Я не могу смотреть на него. И на эти цветы тоже. Я только лишь цепляю потрясённое и уже красное от ярости лицо матери и, задыхаясь от ужаса, упираюсь взглядом в подоконник, где пышным цветом и так, кажется, не к месту цветут фиалки.
— Что ты делаешь? — выговариваю так, что губы мои даже не шевелятся.
— Действительно, Истома… А на что это похоже? — Басов со скрипом наваливается предплечьями на спинку стула и чуть ближе подаётся ко мне.
— Ну ты же обещал, — шиплю я.
— Оу! — тоже переходит он на шёпот и пытается поймать мой бегающий от страха взгляд, но безуспешно. — Я обещал тебе не светить наши отношения.
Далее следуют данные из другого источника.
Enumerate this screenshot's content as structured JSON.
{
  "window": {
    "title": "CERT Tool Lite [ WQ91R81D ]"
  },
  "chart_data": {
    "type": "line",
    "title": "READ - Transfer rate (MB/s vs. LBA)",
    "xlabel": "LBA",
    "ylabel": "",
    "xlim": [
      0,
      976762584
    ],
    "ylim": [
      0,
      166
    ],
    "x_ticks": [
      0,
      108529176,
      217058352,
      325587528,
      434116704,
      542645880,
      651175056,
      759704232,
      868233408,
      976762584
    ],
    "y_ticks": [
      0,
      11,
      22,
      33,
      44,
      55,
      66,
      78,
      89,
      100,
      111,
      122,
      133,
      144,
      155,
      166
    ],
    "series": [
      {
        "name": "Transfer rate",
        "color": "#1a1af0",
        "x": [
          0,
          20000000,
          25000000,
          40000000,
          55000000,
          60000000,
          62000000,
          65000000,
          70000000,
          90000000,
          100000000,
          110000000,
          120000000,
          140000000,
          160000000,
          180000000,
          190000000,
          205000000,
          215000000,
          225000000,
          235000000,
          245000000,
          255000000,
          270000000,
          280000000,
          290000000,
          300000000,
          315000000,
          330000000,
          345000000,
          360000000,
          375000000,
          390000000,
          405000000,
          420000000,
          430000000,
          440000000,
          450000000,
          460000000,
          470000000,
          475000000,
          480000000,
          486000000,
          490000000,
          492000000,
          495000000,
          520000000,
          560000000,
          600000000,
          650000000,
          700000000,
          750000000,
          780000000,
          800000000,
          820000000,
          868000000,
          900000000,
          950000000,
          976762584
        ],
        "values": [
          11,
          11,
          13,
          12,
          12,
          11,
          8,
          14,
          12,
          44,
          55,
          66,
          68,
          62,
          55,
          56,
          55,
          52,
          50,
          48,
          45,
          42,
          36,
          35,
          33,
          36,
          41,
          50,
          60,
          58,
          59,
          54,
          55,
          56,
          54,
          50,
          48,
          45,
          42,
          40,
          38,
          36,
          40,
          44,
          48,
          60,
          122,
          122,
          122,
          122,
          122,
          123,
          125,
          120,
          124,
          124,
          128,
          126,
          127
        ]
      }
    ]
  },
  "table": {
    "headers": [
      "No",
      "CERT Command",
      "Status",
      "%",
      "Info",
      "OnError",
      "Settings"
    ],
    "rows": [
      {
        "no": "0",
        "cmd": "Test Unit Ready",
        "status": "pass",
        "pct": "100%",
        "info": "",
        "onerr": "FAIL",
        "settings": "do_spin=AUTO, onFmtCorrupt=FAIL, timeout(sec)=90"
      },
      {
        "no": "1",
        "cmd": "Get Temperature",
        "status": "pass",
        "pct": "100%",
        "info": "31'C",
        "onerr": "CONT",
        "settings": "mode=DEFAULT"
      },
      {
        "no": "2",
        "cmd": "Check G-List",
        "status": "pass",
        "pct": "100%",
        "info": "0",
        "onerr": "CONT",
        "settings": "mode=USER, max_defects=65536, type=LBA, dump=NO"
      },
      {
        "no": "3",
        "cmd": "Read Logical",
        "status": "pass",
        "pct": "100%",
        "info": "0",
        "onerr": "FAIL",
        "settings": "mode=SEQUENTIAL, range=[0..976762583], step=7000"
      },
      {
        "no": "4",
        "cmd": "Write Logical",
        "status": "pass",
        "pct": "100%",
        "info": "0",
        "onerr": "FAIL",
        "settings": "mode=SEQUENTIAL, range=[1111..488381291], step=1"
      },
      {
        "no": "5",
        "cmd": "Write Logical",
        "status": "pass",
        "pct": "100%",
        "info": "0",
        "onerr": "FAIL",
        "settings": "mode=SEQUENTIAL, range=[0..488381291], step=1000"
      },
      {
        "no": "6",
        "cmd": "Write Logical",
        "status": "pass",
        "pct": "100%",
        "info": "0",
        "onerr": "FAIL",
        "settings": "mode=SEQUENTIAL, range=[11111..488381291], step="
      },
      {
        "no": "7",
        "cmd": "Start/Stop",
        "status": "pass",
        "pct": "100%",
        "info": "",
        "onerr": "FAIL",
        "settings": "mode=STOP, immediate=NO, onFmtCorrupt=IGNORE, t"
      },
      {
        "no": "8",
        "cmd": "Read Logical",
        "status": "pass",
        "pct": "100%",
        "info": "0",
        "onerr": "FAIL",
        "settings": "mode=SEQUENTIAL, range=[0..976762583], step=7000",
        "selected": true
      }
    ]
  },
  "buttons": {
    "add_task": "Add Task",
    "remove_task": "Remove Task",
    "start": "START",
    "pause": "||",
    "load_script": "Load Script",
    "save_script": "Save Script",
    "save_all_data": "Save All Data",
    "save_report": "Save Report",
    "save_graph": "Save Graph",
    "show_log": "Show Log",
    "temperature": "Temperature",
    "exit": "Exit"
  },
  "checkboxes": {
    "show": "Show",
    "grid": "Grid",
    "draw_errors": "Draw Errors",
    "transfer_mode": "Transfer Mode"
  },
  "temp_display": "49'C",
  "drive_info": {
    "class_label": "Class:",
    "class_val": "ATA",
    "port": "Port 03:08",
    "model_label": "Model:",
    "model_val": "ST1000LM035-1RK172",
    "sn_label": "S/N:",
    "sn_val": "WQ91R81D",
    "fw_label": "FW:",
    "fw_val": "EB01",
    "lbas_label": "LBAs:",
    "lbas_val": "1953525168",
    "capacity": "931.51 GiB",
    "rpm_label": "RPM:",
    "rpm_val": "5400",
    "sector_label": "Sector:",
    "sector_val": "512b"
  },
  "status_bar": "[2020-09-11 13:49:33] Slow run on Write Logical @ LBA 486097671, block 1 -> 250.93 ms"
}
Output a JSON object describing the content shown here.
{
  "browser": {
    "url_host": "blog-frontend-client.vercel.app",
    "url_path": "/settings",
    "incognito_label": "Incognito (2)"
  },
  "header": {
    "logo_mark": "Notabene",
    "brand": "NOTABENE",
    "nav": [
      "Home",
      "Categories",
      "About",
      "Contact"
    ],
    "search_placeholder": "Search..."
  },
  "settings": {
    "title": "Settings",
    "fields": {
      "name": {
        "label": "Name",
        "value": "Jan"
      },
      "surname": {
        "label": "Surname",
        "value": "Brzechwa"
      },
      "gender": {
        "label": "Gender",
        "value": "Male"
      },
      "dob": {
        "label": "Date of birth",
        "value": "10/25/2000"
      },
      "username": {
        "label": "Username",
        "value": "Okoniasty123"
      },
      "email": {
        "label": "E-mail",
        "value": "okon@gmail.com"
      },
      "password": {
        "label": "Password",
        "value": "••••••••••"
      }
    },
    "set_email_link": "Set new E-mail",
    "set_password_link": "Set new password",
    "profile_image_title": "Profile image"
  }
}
Про ухаживания уговора не было. Да и сколько времени прошло? Мне до пенсии, что ли, под лестницей с тобой прятаться?
— Я прошу тебя, давай не сейчас, — замечаю я, что мать вышла из ступора и начала хапать воздух, готовиться к атаке.
— Пожалуйста, — пытается ухватить меня за ладонь Басов и вновь повышает голос, — будь моей девушкой. Я устал от этих игр. Я хочу ясности и серьёзности.
— Ярослав, — почти скатываюсь я в отчаяние.
— Что с тобой, Истома? Что, чёрт возьми, происходит? — парень подрывается и коленями встаёт на стул, ладонями опираясь на мою парту и зависая надо мной словно коршун. — Ты из-за Марты взбеленилась, так? Прости, окей? Но я не могу приказать Аммо с ней не общаться. Он мой друг, а не моя собственность.
— При чём тут это? — на выдохе отвечаю я максимально тихо, замечая, что мать всё-таки встала из-за своего стола и решительно двинулась в нашу сторону.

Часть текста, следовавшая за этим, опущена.